MagNet: A Neural Network for Directed Graphs
This addresses a gap in graph neural network research for directed graphs, which is important for domains like social networks and transportation, but it is incremental as it builds on existing spectral GNN architectures.
The paper tackles the problem of applying graph neural networks to directed graphs, which are common in datasets like citation and traffic networks, by proposing MagNet, a spectral GNN based on the magnetic Laplacian, and shows that it performs well on node classification and link prediction tasks, exceeding other methods on most tasks.
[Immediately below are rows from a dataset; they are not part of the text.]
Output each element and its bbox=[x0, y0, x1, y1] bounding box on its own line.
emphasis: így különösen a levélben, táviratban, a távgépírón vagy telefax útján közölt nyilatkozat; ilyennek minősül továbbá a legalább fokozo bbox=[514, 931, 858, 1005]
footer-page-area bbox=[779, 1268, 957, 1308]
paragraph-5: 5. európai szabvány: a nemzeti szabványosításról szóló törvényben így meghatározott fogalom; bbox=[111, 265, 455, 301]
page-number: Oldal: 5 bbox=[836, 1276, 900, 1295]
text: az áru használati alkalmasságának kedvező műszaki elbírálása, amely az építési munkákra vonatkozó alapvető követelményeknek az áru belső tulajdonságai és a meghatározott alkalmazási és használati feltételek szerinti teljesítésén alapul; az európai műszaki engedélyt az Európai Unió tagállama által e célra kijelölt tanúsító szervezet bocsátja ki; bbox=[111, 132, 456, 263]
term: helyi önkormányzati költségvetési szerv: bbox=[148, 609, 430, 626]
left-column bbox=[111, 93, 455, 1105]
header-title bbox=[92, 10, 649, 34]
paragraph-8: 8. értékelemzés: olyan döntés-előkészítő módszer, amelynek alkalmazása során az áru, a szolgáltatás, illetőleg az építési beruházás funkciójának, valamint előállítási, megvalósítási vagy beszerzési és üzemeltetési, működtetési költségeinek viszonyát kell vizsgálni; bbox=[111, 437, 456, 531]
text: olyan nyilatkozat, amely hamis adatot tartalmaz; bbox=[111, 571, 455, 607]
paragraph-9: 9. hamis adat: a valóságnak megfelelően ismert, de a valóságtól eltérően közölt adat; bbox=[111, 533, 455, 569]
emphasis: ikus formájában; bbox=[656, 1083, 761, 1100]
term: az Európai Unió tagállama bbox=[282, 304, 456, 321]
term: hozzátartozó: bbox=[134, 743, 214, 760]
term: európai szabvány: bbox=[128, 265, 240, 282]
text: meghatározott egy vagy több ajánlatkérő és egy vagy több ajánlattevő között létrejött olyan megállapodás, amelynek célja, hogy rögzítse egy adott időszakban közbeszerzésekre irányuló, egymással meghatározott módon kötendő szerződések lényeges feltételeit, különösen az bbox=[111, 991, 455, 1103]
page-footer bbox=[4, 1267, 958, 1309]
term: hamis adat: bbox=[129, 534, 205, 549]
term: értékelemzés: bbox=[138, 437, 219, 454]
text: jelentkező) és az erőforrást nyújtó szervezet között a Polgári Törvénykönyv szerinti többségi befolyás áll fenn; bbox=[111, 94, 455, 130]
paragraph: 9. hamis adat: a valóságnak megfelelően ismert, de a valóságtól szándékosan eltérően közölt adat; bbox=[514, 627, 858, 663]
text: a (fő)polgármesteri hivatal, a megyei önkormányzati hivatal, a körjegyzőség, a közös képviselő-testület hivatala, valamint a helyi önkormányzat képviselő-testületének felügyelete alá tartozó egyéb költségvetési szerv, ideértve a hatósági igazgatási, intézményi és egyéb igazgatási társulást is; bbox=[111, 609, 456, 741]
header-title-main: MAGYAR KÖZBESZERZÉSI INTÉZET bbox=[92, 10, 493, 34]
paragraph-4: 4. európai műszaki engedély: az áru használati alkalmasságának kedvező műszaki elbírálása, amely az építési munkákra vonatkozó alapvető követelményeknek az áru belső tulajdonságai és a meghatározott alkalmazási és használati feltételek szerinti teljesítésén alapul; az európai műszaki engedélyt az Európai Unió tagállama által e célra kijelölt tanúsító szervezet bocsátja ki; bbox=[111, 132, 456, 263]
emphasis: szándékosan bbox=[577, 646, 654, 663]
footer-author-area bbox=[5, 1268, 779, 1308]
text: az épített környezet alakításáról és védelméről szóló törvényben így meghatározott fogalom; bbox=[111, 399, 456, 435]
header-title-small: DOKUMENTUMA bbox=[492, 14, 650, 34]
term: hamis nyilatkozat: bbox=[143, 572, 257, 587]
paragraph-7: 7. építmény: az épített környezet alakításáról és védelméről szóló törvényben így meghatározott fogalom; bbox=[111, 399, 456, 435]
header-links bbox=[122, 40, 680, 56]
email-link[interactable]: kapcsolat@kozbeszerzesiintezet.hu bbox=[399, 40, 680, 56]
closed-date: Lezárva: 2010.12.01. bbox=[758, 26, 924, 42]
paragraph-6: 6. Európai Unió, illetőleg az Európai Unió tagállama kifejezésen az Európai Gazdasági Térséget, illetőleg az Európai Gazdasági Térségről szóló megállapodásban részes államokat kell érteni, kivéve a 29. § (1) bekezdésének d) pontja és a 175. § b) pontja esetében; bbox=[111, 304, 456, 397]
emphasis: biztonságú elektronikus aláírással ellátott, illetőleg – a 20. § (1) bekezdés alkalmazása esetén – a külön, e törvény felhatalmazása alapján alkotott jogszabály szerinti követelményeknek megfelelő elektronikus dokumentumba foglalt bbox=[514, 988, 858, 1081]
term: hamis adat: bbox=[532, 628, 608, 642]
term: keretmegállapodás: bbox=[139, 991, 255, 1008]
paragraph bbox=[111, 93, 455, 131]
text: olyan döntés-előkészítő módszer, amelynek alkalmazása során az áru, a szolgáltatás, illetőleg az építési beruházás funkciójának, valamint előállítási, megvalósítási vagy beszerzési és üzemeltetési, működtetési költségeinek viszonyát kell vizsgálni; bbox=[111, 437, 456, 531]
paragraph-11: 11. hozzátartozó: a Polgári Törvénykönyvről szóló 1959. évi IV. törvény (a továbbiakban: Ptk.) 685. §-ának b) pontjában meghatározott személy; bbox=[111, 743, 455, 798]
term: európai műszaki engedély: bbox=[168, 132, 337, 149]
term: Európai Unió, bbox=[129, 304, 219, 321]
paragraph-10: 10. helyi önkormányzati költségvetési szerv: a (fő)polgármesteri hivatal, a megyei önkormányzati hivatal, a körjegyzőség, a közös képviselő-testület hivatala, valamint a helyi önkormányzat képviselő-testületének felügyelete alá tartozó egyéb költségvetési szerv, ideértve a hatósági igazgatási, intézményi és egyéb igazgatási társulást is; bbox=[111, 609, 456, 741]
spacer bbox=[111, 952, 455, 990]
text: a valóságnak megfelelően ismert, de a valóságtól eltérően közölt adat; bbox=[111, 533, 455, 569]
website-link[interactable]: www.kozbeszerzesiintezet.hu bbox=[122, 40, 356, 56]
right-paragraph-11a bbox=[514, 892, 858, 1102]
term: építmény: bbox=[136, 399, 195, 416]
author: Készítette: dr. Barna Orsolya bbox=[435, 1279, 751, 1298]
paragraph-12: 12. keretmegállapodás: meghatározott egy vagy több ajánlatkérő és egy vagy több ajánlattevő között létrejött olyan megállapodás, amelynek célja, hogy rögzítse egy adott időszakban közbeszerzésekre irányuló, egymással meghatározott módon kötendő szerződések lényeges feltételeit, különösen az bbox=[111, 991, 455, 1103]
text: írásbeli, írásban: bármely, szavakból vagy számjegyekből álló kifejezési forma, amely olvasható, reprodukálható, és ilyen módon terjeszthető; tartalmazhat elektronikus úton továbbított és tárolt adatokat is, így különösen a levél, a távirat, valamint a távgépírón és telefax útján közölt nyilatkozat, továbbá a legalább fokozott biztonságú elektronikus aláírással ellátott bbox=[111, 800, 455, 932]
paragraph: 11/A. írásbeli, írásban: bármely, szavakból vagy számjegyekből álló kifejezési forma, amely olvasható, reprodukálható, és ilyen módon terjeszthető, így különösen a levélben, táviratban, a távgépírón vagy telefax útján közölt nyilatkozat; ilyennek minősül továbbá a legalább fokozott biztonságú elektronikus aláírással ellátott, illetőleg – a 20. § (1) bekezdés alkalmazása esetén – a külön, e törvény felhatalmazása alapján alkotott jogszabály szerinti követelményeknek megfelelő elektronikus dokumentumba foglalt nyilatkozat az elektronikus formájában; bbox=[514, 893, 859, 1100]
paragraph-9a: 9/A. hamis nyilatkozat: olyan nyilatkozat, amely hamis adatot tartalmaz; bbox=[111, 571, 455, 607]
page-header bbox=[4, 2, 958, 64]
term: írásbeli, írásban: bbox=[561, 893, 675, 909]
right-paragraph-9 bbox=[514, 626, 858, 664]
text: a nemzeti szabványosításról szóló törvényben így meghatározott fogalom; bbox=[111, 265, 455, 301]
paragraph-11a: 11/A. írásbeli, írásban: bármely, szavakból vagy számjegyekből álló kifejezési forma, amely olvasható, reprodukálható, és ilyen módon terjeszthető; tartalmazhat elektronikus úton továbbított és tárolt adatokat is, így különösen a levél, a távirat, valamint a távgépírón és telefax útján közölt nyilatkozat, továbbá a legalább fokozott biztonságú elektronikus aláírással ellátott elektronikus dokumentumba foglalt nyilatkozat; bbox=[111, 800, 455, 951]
The prevalence of graph-based data has spurred the rapid development of graph neural networks (GNNs) and related machine learning algorithms. Yet, despite the many datasets naturally modeled as directed graphs, including citation, website, and traffic networks, the vast majority of this research focuses on undirected graphs. In this paper, we propose MagNet, a spectral GNN for directed graphs based on a complex Hermitian matrix known as the magnetic Laplacian. This matrix encodes undirected geometric structure in the magnitude of its entries and directional information in their phase. A "charge" parameter attunes spectral information to variation among directed cycles. We apply our network to a variety of directed graph node classification and link prediction tasks showing that MagNet performs well on all tasks and that its performance exceeds all other methods on a majority of such tasks. The underlying principles of MagNet are such that it can be adapted to other spectral GNN architectures.